Le cas récent incarné par Lorenzo Brown qui a grandement contribué au titre de champion d’Europe de l’Espagne démontre que la problématique de la naturalisation reste un sujet épineux.

Dans le microcosme de la balle orange, il n’y a pas que Joel Embiid qui a défrayé la chronique récemment. L’avenir du pivot des Sixers reste encore à éclaircir. Même si ce joueur né à Yaoundé au Cameroun, lequel a obtenu la nationalité française en juillet et américaine en octobre, aurait, aux dernières nouvelles, une préférence pour les Bleus. Des Tricolores justement parlons-en !
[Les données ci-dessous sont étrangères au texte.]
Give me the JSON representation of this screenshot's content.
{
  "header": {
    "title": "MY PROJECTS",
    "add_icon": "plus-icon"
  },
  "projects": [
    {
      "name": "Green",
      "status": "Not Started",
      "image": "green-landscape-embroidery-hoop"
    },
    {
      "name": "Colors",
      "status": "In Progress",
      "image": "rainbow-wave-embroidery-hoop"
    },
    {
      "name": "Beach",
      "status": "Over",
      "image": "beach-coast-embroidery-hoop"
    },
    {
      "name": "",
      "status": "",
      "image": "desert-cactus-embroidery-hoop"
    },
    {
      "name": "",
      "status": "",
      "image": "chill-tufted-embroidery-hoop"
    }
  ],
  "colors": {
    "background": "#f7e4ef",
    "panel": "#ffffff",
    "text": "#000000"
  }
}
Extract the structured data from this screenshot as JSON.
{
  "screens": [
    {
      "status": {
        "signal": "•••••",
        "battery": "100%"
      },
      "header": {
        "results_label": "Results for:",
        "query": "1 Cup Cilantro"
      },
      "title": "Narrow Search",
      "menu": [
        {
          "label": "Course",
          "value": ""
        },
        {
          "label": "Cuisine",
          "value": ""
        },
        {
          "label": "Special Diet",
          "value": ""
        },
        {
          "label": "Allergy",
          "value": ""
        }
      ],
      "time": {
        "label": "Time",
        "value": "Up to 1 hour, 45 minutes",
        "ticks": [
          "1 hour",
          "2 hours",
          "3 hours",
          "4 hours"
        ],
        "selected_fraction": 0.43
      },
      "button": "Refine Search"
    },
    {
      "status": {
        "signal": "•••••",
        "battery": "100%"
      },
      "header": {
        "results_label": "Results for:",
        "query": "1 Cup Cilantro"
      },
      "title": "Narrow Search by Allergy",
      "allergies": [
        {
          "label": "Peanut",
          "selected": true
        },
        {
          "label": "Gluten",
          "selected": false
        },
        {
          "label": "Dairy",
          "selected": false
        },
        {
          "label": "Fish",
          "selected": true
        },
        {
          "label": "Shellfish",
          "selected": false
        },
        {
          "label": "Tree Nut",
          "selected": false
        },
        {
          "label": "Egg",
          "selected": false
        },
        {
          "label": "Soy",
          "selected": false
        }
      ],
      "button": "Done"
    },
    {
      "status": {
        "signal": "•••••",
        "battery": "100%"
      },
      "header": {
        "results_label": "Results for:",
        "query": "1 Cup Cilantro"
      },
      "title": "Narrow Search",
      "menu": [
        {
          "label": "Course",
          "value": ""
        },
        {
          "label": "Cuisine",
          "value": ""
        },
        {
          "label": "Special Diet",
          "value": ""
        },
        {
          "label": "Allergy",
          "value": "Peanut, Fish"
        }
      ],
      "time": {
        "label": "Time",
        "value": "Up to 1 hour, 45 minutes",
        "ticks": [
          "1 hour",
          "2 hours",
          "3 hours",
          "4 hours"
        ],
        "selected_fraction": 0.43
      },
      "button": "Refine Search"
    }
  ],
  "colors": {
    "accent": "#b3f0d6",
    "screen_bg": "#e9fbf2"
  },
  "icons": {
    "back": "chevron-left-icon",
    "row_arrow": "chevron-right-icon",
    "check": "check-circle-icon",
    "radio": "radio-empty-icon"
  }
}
A l’Euro, ils sont tombés de haut en perdant l’ultime bataille contre l’Espagne… avec un certain Lorenzo Brown (32 ans). Un « Viva Españo » maladroit est sorti de sa bouche pour célébrer le moment, lui qui a été un des bourreaux des Bleus en finale (76-88). Par contre, pendant la rencontre, le natif de Roswell dans l’Etat de Géorgie n’a pas beaucoup manqué sa cible avec 14 points inscrits et 11 passes décisives.

Cet été, le Ministère de la Justice espagnole avait ratifié la demande de naturalisation du meneur américain Lorenzo Brown. Le 52ème choix de la draft 2013 (par Minnesota) avait dû abandonner son passeport américain afin de devenir espagnol du fait que le pays n’accepte pas la double nationalité. Avec la blessure de Ricky Rubio et la retraite de Sergio Rodriguez, la fédération espagnole s’était mise à la recherche d’un meneur.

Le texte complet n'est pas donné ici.